The cramped cockpit area of the lunar lander (LEM) filled with alarms “1202 error, 1202 error” meaning the onboard computer was crashing due to a flood of data. Finally, the “1201 error” sounded out — meaning a complete shutdown of the main computer. The onboard electronics had barely any computational power — far less than even a cellphone — probably even less than a two dollar kiddy toy today.
The two White astronauts standing at the helm (there wasn’t any pilot seats), Neil Armstrong and “Buzz” Aldrin, had a choice: Abort by firing the main ascent engines to regain orbit or take the bull by the horns.
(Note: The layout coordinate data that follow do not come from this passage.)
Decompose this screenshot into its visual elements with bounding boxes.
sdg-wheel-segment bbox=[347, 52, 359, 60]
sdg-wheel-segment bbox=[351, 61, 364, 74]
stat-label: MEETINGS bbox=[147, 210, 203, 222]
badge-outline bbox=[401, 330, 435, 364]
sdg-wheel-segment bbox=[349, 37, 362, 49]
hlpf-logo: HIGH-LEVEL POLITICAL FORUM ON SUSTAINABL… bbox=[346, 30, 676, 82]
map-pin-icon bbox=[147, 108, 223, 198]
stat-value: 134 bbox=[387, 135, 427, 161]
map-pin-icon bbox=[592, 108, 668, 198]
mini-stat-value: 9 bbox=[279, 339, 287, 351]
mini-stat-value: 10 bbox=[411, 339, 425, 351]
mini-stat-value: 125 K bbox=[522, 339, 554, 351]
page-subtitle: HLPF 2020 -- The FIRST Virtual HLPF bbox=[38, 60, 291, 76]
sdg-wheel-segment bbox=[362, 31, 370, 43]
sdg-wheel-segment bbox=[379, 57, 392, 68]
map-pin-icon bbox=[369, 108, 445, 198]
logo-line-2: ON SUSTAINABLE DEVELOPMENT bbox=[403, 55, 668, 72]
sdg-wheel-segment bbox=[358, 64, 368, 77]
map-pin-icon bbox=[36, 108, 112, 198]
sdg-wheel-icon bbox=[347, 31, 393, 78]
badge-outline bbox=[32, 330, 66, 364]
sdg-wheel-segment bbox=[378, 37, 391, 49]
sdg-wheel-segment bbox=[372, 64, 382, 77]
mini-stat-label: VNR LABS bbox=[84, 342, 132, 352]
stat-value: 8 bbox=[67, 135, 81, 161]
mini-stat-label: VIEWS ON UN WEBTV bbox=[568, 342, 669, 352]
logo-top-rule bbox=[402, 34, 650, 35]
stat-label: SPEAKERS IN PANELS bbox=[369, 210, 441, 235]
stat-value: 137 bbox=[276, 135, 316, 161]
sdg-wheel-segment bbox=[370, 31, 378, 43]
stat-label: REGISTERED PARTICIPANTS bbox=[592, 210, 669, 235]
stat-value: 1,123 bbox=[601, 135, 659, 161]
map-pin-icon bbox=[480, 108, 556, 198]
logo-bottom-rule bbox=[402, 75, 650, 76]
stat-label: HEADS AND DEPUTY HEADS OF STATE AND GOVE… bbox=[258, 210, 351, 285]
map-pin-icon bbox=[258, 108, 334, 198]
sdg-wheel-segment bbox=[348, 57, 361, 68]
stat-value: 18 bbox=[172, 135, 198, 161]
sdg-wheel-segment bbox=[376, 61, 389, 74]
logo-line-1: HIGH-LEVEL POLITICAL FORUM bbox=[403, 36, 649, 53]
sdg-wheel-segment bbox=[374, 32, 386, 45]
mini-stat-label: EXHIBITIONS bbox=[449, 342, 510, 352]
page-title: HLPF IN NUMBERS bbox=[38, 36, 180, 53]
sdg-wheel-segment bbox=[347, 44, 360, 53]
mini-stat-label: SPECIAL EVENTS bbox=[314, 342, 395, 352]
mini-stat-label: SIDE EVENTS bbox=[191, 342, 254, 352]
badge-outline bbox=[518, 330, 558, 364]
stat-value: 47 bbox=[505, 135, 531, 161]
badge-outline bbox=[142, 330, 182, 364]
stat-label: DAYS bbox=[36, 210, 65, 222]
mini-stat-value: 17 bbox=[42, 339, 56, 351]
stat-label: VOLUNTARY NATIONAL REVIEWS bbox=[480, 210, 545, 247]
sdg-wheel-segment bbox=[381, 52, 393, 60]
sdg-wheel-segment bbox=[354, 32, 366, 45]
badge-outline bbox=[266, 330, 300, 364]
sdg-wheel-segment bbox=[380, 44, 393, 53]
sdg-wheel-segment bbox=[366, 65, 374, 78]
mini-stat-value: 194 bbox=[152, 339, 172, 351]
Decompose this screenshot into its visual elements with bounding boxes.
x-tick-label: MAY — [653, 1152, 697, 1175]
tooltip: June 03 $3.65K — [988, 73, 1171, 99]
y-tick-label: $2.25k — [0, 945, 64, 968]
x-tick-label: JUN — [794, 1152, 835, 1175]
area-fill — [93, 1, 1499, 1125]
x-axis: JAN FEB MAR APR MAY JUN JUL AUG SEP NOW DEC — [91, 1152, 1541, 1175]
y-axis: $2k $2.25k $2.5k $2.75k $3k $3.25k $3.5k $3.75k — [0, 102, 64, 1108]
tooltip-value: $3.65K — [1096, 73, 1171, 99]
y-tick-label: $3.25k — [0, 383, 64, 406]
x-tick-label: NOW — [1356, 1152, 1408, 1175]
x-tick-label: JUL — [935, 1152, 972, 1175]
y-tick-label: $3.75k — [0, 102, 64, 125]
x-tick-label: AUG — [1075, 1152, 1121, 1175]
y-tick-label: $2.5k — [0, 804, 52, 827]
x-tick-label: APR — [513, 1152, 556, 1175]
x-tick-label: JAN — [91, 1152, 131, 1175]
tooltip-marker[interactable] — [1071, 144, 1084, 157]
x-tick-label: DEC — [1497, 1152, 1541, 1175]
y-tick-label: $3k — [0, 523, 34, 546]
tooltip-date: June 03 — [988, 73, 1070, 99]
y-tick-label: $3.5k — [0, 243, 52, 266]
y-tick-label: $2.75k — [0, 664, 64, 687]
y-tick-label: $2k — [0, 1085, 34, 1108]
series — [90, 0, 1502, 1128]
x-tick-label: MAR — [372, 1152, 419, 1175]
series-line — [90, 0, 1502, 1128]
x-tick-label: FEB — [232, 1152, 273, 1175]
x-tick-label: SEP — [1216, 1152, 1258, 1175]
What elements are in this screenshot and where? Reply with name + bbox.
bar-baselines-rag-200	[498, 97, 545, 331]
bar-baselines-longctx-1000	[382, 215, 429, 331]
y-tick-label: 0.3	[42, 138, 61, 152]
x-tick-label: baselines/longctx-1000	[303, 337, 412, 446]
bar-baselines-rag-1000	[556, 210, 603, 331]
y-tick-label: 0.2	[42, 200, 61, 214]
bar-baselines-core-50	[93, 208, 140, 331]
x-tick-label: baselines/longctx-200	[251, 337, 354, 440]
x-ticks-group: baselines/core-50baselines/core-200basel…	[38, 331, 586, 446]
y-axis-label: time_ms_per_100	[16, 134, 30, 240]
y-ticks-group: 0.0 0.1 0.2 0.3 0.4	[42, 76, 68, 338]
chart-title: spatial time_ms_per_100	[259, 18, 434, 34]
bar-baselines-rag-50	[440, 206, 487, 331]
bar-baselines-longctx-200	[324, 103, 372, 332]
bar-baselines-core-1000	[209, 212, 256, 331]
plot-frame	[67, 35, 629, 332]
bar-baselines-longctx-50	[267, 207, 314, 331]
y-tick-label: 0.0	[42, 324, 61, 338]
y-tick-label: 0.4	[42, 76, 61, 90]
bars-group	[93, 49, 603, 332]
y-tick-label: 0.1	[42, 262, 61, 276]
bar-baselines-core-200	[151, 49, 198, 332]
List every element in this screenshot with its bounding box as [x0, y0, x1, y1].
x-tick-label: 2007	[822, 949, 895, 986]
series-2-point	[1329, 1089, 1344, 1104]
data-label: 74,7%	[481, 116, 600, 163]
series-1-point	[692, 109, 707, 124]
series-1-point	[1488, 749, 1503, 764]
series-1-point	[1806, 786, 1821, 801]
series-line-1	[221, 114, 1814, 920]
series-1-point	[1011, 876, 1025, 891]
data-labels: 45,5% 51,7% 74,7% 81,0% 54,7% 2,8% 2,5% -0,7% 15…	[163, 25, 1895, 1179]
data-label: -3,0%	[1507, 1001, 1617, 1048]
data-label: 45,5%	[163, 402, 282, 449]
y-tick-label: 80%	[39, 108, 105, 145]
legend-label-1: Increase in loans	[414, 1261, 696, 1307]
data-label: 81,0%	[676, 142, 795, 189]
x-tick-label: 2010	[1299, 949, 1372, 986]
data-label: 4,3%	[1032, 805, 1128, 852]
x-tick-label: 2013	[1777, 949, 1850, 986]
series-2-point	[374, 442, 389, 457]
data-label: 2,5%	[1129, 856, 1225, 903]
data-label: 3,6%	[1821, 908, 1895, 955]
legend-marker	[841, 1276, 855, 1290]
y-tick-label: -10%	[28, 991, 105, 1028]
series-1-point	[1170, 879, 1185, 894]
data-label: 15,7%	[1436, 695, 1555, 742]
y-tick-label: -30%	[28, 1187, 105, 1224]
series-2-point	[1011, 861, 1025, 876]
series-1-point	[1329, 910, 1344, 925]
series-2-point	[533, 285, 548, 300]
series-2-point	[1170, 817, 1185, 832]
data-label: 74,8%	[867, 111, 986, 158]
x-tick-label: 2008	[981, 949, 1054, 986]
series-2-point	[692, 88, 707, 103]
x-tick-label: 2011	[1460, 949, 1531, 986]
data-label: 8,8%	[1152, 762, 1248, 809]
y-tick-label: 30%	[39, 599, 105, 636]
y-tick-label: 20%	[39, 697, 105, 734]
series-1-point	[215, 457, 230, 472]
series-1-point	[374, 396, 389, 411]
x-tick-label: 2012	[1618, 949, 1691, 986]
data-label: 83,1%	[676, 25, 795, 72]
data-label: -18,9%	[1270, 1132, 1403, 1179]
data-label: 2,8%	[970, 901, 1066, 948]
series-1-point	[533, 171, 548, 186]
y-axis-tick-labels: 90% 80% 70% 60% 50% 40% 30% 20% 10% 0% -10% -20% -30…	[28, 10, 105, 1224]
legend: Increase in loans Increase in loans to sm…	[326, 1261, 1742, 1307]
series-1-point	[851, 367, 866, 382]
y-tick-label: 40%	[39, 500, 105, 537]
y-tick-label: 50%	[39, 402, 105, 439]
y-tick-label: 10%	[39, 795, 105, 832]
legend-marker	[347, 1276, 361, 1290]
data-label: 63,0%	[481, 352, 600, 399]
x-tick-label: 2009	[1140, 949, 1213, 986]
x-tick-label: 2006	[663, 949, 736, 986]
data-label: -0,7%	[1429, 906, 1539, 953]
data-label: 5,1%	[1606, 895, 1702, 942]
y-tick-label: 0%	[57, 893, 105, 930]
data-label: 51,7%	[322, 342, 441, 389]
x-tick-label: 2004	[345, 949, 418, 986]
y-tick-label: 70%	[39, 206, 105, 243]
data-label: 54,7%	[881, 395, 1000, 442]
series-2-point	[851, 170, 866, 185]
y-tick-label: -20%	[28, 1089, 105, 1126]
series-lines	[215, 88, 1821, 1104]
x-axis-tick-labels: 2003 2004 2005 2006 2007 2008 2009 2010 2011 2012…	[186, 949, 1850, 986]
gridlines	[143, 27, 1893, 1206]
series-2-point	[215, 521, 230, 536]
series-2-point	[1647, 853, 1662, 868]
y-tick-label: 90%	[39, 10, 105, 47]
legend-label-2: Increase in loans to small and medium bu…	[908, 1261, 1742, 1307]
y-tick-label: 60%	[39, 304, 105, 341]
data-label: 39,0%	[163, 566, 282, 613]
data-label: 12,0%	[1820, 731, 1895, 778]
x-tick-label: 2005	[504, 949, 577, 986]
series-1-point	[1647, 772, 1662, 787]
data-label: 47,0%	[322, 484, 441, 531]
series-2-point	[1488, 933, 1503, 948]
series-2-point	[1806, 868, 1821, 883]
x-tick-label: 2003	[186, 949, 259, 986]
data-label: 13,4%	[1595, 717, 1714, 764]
They had less than a minute before they went into a free-fall, very possibly crashing down on the moon, marooning the two for the short amount of time it would take for them to run out of oxygen and electrical power. If this had happened, right now the two today would be frozen corpses, their faces and and limbs twisted up, slowly floating around close to the floor inside the LEM.
But we all now know what happened. Armstrong brilliantly took manual control of the craft. Ahead of him was a large crater and boulders the size of Volkswagen cars. He had to deftly handle the joystick to get them over that to something better to land down on.
The famous words “Houston: Tranquility base here. The Eagle has landed” were heard over the squawk box back at Mission Control. Armstrong had handled it perfectly, setting down the lander with mere seconds to go. Armstrong was one cool customer. Having him at the controls paid off big time for NASA. He already had survived one fiery crash on Earth piloting an unwieldy training version of the LEM by ejecting when the craft went haywire. That ejection seat could easily have driven him head first into the ground.